Americas News
Colombian violence: 17 police, military officers, dead in two days
Sep 3, 2010, 17:53 GMT
Bogota - The death toll mounted in attacks on Colombia police and military, with at least 17 officers declared dead, 12 injured and one still missing over two days.
The attacks were blamed on leftist rebels.
Colombian authorities updated late Thursday the number of casualties in attacks carried out Wednesday and Thursday in the provinces of Caqueta, Norte de Santander and Narino.
General Santiago Parra, commander of the Rural Security Unit of police, said a rebel ambush late Wednesday claimed the lives of 14 police officers in the municipality of El Doncello, in the southern Colombian province of Caqueta. He blamed the ambush on the Revolutionary Armed Forces of Colombia (FARC).
'The officers fell on a minefield and were then shot, and petrol was poured over them,' Parra told reporters. The bodies were then set on fire, demanding forensic help in identifying them. Six police officers were injured in the attack.
Parra said access to the area was slowed down by the need to defuse explosive devices planted by the rebels.
Three soldiers were killed Thursday in two clashes with alleged members of FARC in provinces at opposite ends of the country: in Norte de Santander, on the border with Venezuela, and Narino, on the Ecuadorian border.

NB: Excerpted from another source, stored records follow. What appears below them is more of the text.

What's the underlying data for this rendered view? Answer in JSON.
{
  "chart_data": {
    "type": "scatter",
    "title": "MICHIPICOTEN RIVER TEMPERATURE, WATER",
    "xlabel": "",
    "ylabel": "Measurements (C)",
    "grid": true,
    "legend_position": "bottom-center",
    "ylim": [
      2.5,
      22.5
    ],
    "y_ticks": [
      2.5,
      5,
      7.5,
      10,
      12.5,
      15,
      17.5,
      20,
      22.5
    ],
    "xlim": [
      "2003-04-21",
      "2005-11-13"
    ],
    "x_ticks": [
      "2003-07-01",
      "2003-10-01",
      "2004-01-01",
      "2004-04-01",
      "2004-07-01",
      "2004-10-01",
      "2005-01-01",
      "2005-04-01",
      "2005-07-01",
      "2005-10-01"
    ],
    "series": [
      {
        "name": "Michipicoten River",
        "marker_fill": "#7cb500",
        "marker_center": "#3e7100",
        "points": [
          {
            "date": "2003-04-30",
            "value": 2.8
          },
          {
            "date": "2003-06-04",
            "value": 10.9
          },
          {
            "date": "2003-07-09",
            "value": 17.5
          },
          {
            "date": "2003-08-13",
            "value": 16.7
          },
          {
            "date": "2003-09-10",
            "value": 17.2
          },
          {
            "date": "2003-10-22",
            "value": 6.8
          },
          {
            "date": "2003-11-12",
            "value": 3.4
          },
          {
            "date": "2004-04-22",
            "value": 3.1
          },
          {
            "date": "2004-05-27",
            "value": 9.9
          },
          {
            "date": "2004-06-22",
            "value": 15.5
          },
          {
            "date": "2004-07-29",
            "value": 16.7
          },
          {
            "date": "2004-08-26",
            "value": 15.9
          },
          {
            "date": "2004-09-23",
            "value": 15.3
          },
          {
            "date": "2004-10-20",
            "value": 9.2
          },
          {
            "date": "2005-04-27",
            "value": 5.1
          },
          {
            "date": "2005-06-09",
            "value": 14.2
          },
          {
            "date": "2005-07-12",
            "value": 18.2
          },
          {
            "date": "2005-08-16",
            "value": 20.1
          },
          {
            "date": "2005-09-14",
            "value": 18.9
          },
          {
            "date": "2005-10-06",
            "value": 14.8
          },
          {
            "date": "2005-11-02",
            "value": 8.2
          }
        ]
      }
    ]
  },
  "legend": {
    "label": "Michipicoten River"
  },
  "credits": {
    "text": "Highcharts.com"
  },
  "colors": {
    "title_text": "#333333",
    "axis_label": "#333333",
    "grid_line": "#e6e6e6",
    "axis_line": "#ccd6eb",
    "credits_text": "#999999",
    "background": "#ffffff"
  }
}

Two were killed in Norte de Santander, outside of Salazar de las Palmas, in a shootout after soldiers on patrol were attacked, the radio network Caracol reported. One soldier is missing from that attack.
The third soldier was killed in Ricaurte, Narino, and six were injured an an ambush of a patrol vehicle as it travelled through the town. One soldier was in critical condition after suffering the loss of both legs in a bomb blast.
The attacks were the first major incidents since conservative former defence minister Juan Manuel Santos was inaugurated as Colombian president last month.
During the eight-year presidency of Santos' mentor and predecessor Alvaro Uribe, FARC had been forced into a certain retreat in the four-decade-old conflict that intertwines politics and the drug trade.
In a country where almost half the population lives in poverty, however, the rebels continue to have a substantial amount of power, and the Colombian geography, with its many remote jungle areas, allows them to escape security forces with relative ease.